The agenda of the ruling elite in Britain from day one of the pandemic has been that the profits of the corporations must come before the health and lives of the population. Last week the Wilco home and garden retailer demanded that its 16,000 staff attend work even if they tested positive for COVID. A workplace policy memo instructed staff, “If you test positive for Covid-19 and feel well you can continue to come to work, if you feel too unwell you can follow the absence policy.” Only after opposition from workers and the public did the company claim a “miscommunication” and withdraw their instructions.

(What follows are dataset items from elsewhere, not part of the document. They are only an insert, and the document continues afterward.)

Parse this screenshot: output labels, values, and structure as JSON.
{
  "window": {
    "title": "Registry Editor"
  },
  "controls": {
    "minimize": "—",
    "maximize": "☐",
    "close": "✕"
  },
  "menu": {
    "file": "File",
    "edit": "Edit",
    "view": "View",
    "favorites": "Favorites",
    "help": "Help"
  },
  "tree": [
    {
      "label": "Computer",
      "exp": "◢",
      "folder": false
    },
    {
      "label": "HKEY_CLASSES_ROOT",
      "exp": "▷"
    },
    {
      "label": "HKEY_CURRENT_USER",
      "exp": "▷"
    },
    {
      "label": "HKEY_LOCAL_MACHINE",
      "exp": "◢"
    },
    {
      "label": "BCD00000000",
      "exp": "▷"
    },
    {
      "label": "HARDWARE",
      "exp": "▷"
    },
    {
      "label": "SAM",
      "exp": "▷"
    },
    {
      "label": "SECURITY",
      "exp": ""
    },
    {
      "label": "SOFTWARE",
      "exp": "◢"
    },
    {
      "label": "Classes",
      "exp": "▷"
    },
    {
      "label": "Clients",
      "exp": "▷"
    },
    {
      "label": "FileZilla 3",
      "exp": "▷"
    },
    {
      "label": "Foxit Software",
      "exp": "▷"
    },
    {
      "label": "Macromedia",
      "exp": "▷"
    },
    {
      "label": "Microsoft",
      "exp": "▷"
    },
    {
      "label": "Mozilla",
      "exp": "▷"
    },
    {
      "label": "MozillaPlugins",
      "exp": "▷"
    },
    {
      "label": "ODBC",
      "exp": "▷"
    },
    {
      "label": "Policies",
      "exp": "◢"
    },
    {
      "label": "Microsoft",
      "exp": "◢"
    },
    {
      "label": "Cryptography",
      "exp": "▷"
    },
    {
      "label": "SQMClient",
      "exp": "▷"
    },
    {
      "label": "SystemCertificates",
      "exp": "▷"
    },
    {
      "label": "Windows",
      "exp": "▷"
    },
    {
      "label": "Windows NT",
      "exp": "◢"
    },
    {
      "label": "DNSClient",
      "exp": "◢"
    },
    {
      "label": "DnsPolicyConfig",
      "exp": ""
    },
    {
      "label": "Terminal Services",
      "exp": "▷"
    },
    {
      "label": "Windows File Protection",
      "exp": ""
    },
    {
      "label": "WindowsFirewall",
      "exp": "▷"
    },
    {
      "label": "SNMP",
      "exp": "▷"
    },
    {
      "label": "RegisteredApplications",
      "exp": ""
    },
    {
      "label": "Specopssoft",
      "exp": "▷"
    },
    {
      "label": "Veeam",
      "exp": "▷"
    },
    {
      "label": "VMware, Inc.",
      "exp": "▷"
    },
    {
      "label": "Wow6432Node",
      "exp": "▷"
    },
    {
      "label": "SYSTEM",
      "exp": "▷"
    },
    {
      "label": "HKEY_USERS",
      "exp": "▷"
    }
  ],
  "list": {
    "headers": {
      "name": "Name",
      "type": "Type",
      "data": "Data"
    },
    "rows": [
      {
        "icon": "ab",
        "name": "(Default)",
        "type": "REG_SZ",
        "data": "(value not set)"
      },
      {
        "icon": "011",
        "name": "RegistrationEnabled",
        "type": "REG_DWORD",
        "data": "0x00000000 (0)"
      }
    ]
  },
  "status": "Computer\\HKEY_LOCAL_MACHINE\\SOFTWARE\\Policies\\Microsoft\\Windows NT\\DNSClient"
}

Such policies are being enforced de facto by firms throughout the UK, with the collaboration with the unions. From April 1, companies will no longer need to explicitly consider coronavirus in their risk assessments.
Reporting of daily case numbers is to be ended. A big step towards this is the governments ceasing of funding to the ZOE Covid Study app from the end of this month. The app cost just £5 million to run during the past 18 months.
ZOE runs the world's largest COVID-19 study, and the app—with four million contributors globally—is able to closely track Covid symptoms and spread of the disease. Its latest data available, for March 18, found there were 305,134 symptomatic cases of COVID in the UK on that date. Co-founder Tim Spector, Professor of Epidemiology at King’s College London, described the decision as “a really bad mistake. Zoe is going to be the tool that protects the UK from the next pandemic and saves the NHS millions as we try and discover ways to prevent major diseases.” The government was “wanting to get rid of data and move on,” he said. “Other surveillance tools have been given the axe, which means we will have less eyes on the ground and radar on the next variant.”
Spector warned last week, “It seems very hard to stop Omicron, especially the new form of it, Deltacron [a new genetic combination with the Delta variant]. It will be going up to 250,000 a day soon.”